Daniel, who is president of the local retailers’ association, will make his feelings clear to the mayor at a meeting over the coming weeks.

Under the shade of the sycamores by the city’s monastery, Nick Notre Dame, 39, was tending to his horse and carriage as he waited for customers. “You can never have enough tourists,” he said. “I think the mayor has got this wrong. But it is true that not enough people stay for very long. The groups move through very fast, they have no time to do anything, and they all have a budget – and they don’t go over it.”

The grumblings of some of the 120,000 who live in Bruges have not gone unnoticed by De fauw, who was born and bred in the city – a place, he said, that was generally at ease with itself. Highly affluent, with unemployment no higher than 5%, Bruges broke with the rest of Flanders in last year’s elections by choosing De fauw, a candidate with a liberal approach to migration, rather than the strident approach championed by the far-right nationalist Vlaams Belang party, which made substabtial gains in the region.

Over a coffee in a cafe on the Kraanplein, the city’s burgemeester explained that his move was in keeping with a series of decisions that had allowed Bruges to maintain its attraction to locals and visitors alike.

Another of Bruges’s big attractions: Belgian beer. Photograph: Arterra/Universal Images Group via Getty Images

“There are 13 central cities in Flanders,” said De fauw. “Bruges is the third biggest behind Antwerp and Ghent. And for something like 12 or 14 years we have come top when the people were asked in a survey whether they are proud of their city. It is said that 90% are proud of their city – and we want to keep it like this.”

In 1996 there was a ban on building new hotels in the city centre, and in 2002 there was a prohibition on holiday homes.

“Now we are looking at the areas outside the city centre – such as Sint Andries – to see if we need to do the same there on holiday homes. Otherwise we will end up with no one living in Bruges. We are not like Amsterdam yet – and we will provide to make sure that doesn’t happen.”

“We want the people who stay in our hotels, who go to restaurants, who buy something in the shops, but we will not promote for those tourists who just come a few hours to Bruges,” De fauw added.

“They have a quick walk around Bruges, they walk as quickly as possible, they do not buy anything and they go back to the bus, and go back to the hotel for a meal, in Antwerp, Brussels or Ghent.”

“When you come to the city it must be a little bit slowly, you don’t have to hurry up and spend three hours with a guide. They don’t have the time to sit on a terrace and have a tea or beer – no, they have no time. They are disturbing a little bit the charming character of our city.”

De fauw said he was concerned about the shops in his city since he had noticed via his own children how online purchasing was becoming the norm. “My son bought three jackets and I asked why he needed three jackets, but he was just going to send two back once he had tried them on,” De Fauw said. “I want to help the shops too.
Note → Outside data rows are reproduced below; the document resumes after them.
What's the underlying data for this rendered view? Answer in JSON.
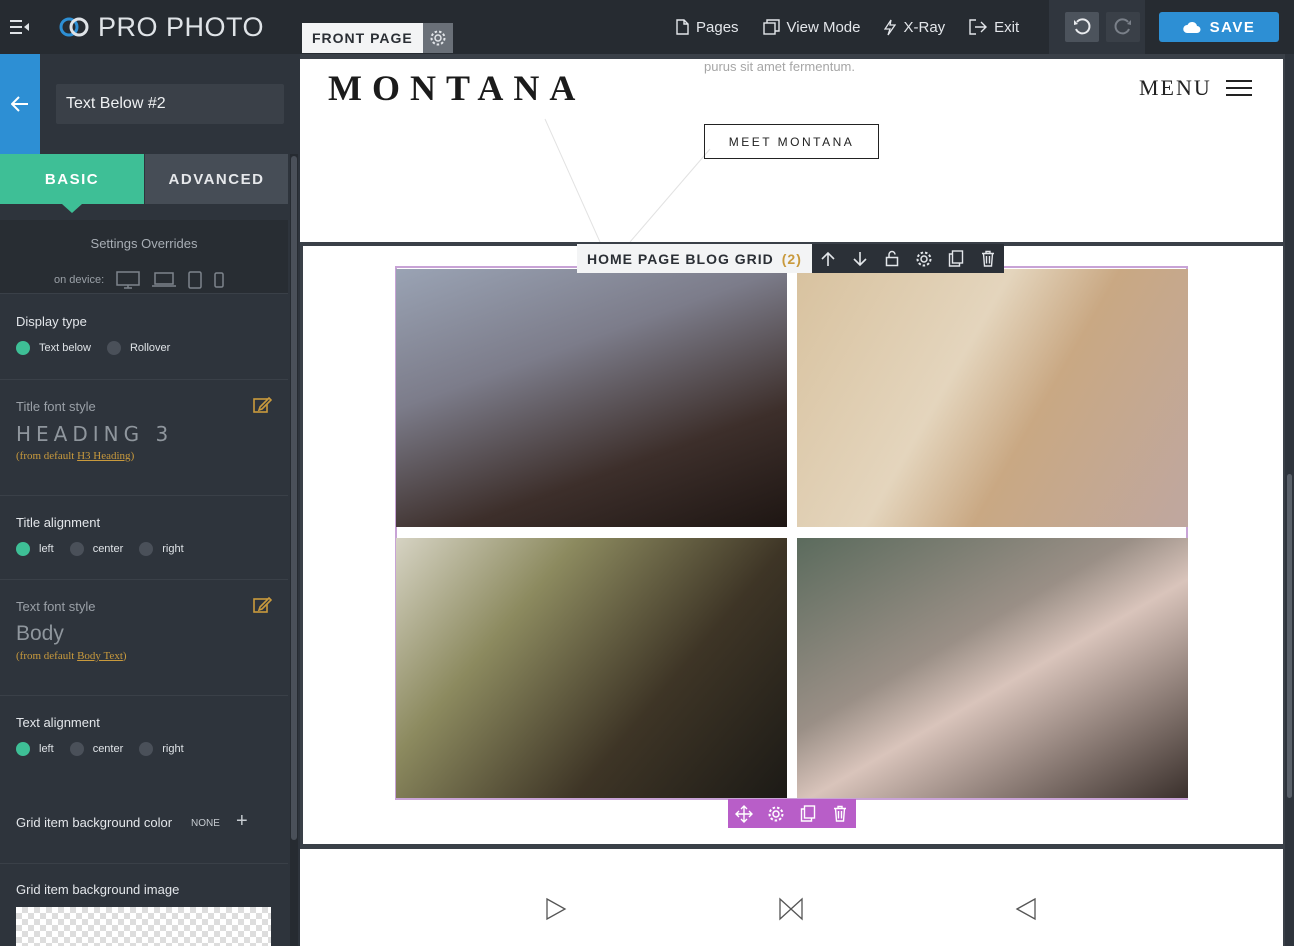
{
  "topbar": {
    "brand": "PRO PHOTO",
    "nav": [
      {
        "label": "Pages",
        "icon": "page-icon"
      },
      {
        "label": "View Mode",
        "icon": "view-mode-icon"
      },
      {
        "label": "X-Ray",
        "icon": "x-ray-icon"
      },
      {
        "label": "Exit",
        "icon": "exit-icon"
      }
    ],
    "save_label": "SAVE"
  },
  "canvas": {
    "front_page_label": "FRONT PAGE",
    "hero": {
      "brand_title": "MONTANA",
      "lorem": "purus sit amet fermentum.",
      "meet_button": "MEET MONTANA",
      "menu_label": "MENU"
    },
    "grid_block": {
      "label": "HOME PAGE BLOG GRID",
      "count": "(2)"
    }
  },
  "sidebar": {
    "title_value": "Text Below #2",
    "tabs": {
      "basic": "BASIC",
      "advanced": "ADVANCED"
    },
    "overrides": {
      "title": "Settings Overrides",
      "device_label": "on device:"
    },
    "display_type": {
      "label": "Display type",
      "options": [
        "Text below",
        "Rollover"
      ],
      "selected": "Text below"
    },
    "title_font": {
      "label": "Title font style",
      "preview": "HEADING 3",
      "from_prefix": "(from default ",
      "from_link": "H3 Heading",
      "from_suffix": ")"
    },
    "title_alignment": {
      "label": "Title alignment",
      "options": [
        "left",
        "center",
        "right"
      ],
      "selected": "left"
    },
    "text_font": {
      "label": "Text font style",
      "preview": "Body",
      "from_prefix": "(from default ",
      "from_link": "Body Text",
      "from_suffix": ")"
    },
    "text_alignment": {
      "label": "Text alignment",
      "options": [
        "left",
        "center",
        "right"
      ],
      "selected": "left"
    },
    "bg_color": {
      "label": "Grid item background color",
      "value": "NONE"
    },
    "bg_image": {
      "label": "Grid item background image"
    }
  },
  "colors": {
    "accent_green": "#3ebf96",
    "accent_blue": "#2d8fd4",
    "gold": "#c99a3d",
    "purple": "#b85ec8"
  }
}
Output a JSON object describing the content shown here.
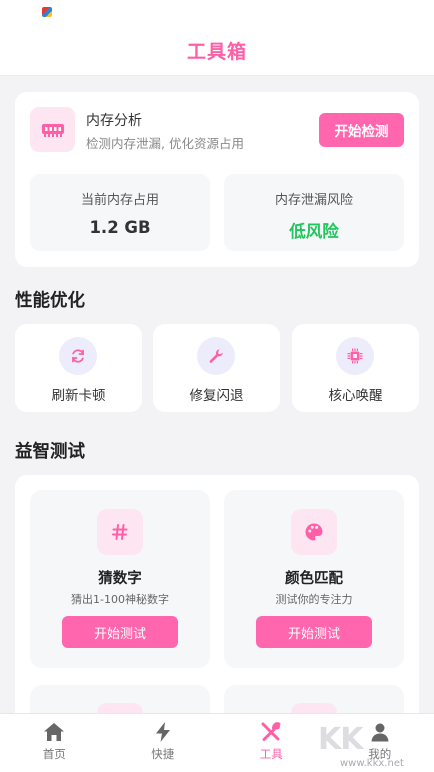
{
  "appbar": {
    "title": "工具箱"
  },
  "memory": {
    "title": "内存分析",
    "desc": "检测内存泄漏, 优化资源占用",
    "button": "开始检测",
    "stats": [
      {
        "label": "当前内存占用",
        "value": "1.2 GB"
      },
      {
        "label": "内存泄漏风险",
        "value": "低风险"
      }
    ],
    "risk_color": "#22c55e"
  },
  "performance": {
    "title": "性能优化",
    "items": [
      {
        "label": "刷新卡顿",
        "icon": "refresh-icon"
      },
      {
        "label": "修复闪退",
        "icon": "wrench-icon"
      },
      {
        "label": "核心唤醒",
        "icon": "chip-icon"
      }
    ]
  },
  "quiz": {
    "title": "益智测试",
    "items": [
      {
        "name": "猜数字",
        "desc": "猜出1-100神秘数字",
        "button": "开始测试",
        "icon": "hash-icon"
      },
      {
        "name": "颜色匹配",
        "desc": "测试你的专注力",
        "button": "开始测试",
        "icon": "palette-icon"
      }
    ]
  },
  "nav": {
    "items": [
      {
        "label": "首页",
        "icon": "home-icon"
      },
      {
        "label": "快捷",
        "icon": "bolt-icon"
      },
      {
        "label": "工具",
        "icon": "tools-icon",
        "active": true
      },
      {
        "label": "我的",
        "icon": "user-icon"
      }
    ]
  },
  "watermark": {
    "brand": "KK",
    "url": "www.kkx.net"
  },
  "colors": {
    "accent": "#ff5fa6",
    "button": "#ff66ad",
    "icon_bg": "#fde6f1"
  }
}
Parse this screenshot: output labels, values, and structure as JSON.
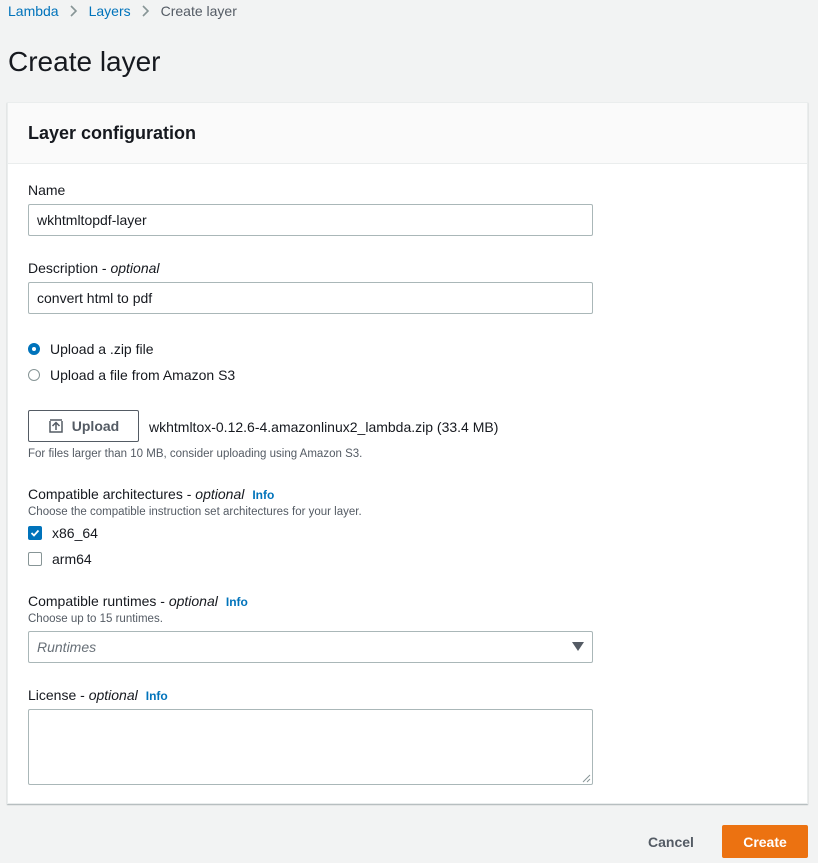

“When you have tourists who don’t stay a long time they go to just one part of the city, and the shops there are fixed on tourists. So what do they sell? Chocolate and beer. The inhabitants of Bruges don’t recognise their own city. They see no clothes shops, butchers, bakers. Only chocolate and beer.”

De fauw’s big project is the completion of a new conference centre in town to bring in the right sort of tourists who will purchase clothes, jewellery and other locally made products. But the mayor said he was also looking at the municipality renting shops that came on the market so it could then regulate what was sold in them.

In the 2008 black comedy film In Bruges, Colin Farrell’s hitman character is driven mad by the picture-book perfection and gentleness of the city.

“An important part of that film was at night,” De fauw said. “That is when the city is at its most beautiful, when it is so calm and you can walk along the canals, and it so quiet you can even hear doors opening. That’s what I want everyone to enjoy.”